MASCEN
I was born with hypoplastic left heart syndrome (HLHS), a severe and complex congenital heart defect. My parents knew about my diagnosis before I was born, so at 36 weeks pregnant, our family packed up and moved from Alabama to the Children’s Hospital of Philadelphia (CHOP) so I could be born close to the expert care I needed. At just 7 days old, I had my first open-heart surgery, followed by a long and difficult recovery in the CICU.
By the time I was three, I had endured two more open-heart surgeries. Then, at age five, my heart began to fail, and I developed complete heart block. CHOP had run out of options. My family searched for hope and found it at Boston Children’s Hospital, where I received a dual-chamber CRT pacemaker in August 2018. It was the hardest recovery of my life—but it worked. My energy came back, my color returned, and for the first time in years, my family could breathe again.
But a few months later, during a routine check at our local hospital in Alabama, a programming mistake disabled one of the pacemaker’s most important functions. By the time Boston discovered and corrected the error, the damage was permanent. My heart grew weaker, and I developed Stage 3 kidney disease from the prolonged strain.

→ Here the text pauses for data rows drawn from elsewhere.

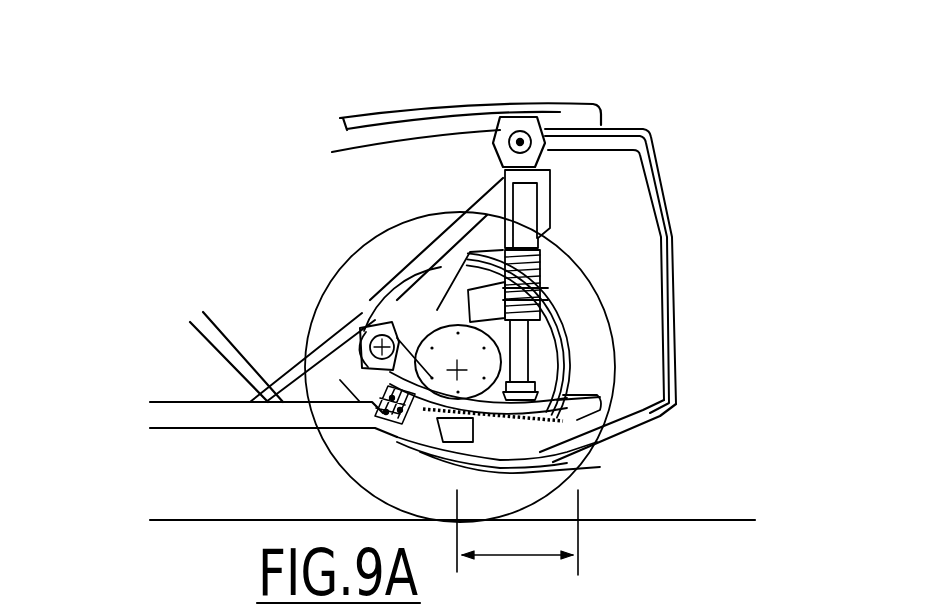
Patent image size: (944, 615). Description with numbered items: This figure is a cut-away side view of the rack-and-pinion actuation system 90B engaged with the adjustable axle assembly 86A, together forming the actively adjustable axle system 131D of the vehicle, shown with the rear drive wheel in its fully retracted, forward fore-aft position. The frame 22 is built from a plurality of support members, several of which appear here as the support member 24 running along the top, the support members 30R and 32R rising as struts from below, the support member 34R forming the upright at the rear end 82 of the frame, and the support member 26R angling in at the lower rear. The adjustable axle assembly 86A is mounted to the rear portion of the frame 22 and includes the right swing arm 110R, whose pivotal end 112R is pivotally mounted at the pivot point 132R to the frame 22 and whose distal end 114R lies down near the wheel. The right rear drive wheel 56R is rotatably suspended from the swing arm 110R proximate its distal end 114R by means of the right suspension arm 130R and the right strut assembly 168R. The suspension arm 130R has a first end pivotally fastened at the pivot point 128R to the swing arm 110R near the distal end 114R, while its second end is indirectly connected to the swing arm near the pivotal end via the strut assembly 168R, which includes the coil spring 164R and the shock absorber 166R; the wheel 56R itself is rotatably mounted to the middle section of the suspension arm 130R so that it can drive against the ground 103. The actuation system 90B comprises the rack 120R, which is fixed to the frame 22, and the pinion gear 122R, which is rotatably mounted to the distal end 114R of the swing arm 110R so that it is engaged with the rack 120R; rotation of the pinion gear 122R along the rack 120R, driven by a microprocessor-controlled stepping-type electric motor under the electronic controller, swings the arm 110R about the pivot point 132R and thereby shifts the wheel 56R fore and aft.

The frame 22 is at (392, 110).
The support member 24 is at (346, 128).
The support member 26R is at (655, 410).
The support member 30R is at (218, 333).
The support member 32R is at (377, 312).
The support member 34R is at (652, 137).
The right rear drive wheel 56R is at (333, 440).
The rear end 82 is at (716, 191).
The adjustable axle assembly 86A is at (208, 213).
The actuation system 90B is at (345, 383).
The ground 103 is at (186, 520).
The right swing arm 110R is at (477, 250).
The right pivotal end 112R is at (503, 161).
The right distal end 114R is at (337, 437).
The right rack 120R is at (580, 462).
The right pinion gear 122R is at (373, 497).
The right pivot point 128R is at (367, 313).
The right suspension arm 130R is at (583, 452).
The actively adjustable axle system 131D is at (718, 62).
The right pivot point 132R is at (522, 140).
The right coil spring 164R is at (540, 263).
The right shock absorber 166R is at (520, 337).
The right strut assembly 168R is at (552, 297).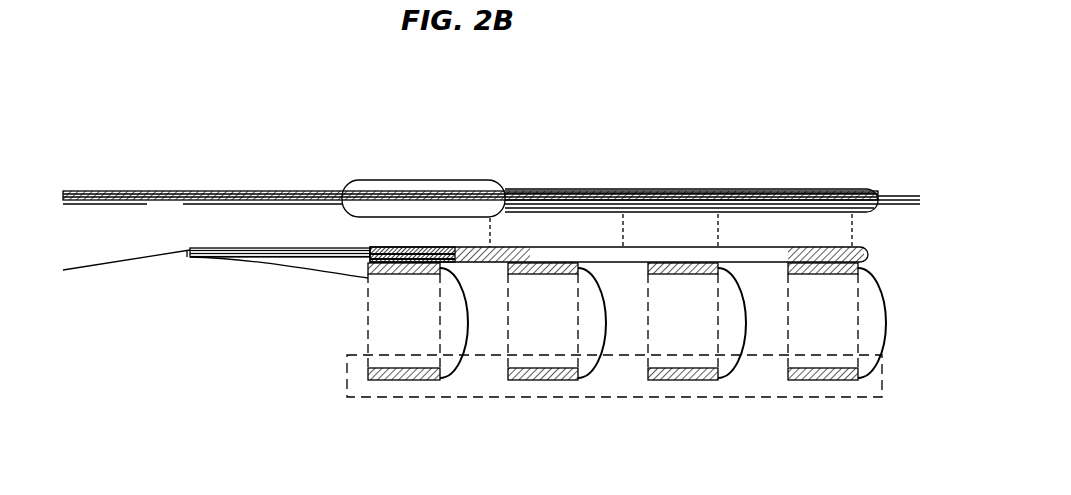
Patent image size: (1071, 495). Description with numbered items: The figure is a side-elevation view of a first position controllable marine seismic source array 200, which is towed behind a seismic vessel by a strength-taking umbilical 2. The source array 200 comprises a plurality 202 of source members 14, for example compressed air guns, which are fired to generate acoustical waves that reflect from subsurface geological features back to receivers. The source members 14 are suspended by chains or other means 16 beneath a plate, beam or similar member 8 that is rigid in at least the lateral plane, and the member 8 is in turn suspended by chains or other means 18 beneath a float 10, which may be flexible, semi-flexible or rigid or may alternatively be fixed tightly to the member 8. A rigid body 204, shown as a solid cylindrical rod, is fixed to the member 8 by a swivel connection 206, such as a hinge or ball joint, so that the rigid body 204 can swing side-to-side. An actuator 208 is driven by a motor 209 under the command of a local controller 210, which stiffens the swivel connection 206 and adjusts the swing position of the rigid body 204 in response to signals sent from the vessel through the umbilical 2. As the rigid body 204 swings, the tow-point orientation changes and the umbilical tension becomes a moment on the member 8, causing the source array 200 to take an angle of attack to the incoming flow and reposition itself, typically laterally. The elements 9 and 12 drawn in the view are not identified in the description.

The strength-taking umbilical 2 is at (100, 266).
The plate, beam or similar member 8 is at (665, 247).
The wire terminal 9 is at (187, 257).
The float 10 is at (480, 180).
The lead body 12 is at (118, 190).
The source members 14 is at (523, 378).
The chains or other means 16 is at (578, 338).
The chains or other means 18 is at (852, 230).
The position controllable marine seismic source array 200 is at (580, 162).
The plurality of source members 202 is at (598, 397).
The rigid body 204 is at (257, 248).
The swivel connection 206 is at (362, 252).
The actuator 208 is at (363, 247).
The motor 209 is at (402, 260).
The local controller 210 is at (437, 260).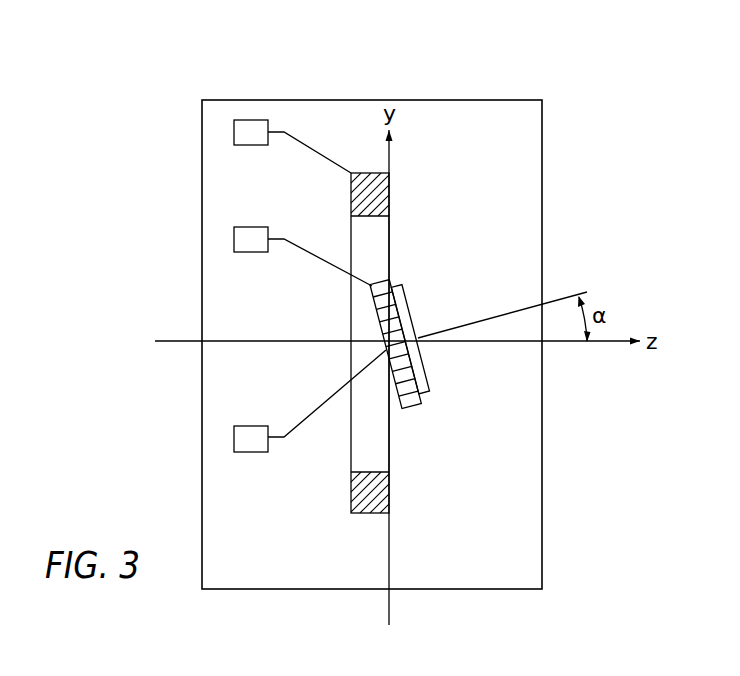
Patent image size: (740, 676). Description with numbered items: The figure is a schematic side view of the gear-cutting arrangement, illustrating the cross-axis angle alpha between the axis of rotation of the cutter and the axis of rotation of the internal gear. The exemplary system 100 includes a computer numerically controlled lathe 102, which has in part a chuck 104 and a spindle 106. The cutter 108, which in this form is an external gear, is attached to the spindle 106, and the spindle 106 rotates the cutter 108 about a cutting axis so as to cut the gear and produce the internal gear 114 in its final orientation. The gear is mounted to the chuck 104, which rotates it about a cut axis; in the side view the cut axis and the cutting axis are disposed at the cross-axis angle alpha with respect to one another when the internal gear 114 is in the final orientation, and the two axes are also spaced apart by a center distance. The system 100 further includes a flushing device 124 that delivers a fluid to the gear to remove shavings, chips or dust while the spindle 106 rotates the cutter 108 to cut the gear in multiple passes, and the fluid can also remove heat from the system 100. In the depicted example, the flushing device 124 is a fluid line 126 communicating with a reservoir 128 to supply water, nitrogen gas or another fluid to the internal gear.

The system 100 is at (533, 67).
The computer numerically controlled (CNC) lathe 102 is at (202, 134).
The chuck 104 is at (234, 132).
The spindle 106 is at (234, 439).
The cutter 108 is at (408, 306).
The internal gear in the final orientation 114 is at (367, 173).
The flushing device 124 is at (236, 211).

Now I live with chronic heart failure. I’m not eligible for transplant because of high HLA antibodies, and I’ve recently been diagnosed with pulmonary hypertension—a dangerous complication that makes everything more risky. In 2024, my family moved to Maryland to be closer to Boston Children’s, but with this new diagnosis, even that distance feels too far. Every hospitalization is urgent. Every decision feels weighty.
This summer, I’ll face another big challenge: surgery to replace my fractured atrial pacemaker lead and the generator. This was the toughest surgery I’ve ever had back in 2018, and the thought of going through it again is scary. But without it, my heart won’t be able to do its job.
Still, I’m more than my diagnosis. I’m witty, curious, imaginative, and deeply loving. My family and I have traveled thousands of miles, endured medical trauma, survived mistakes, and kept fighting for every single heartbeat. Because I’m still here—and my life is a miracle worth fighting for every day.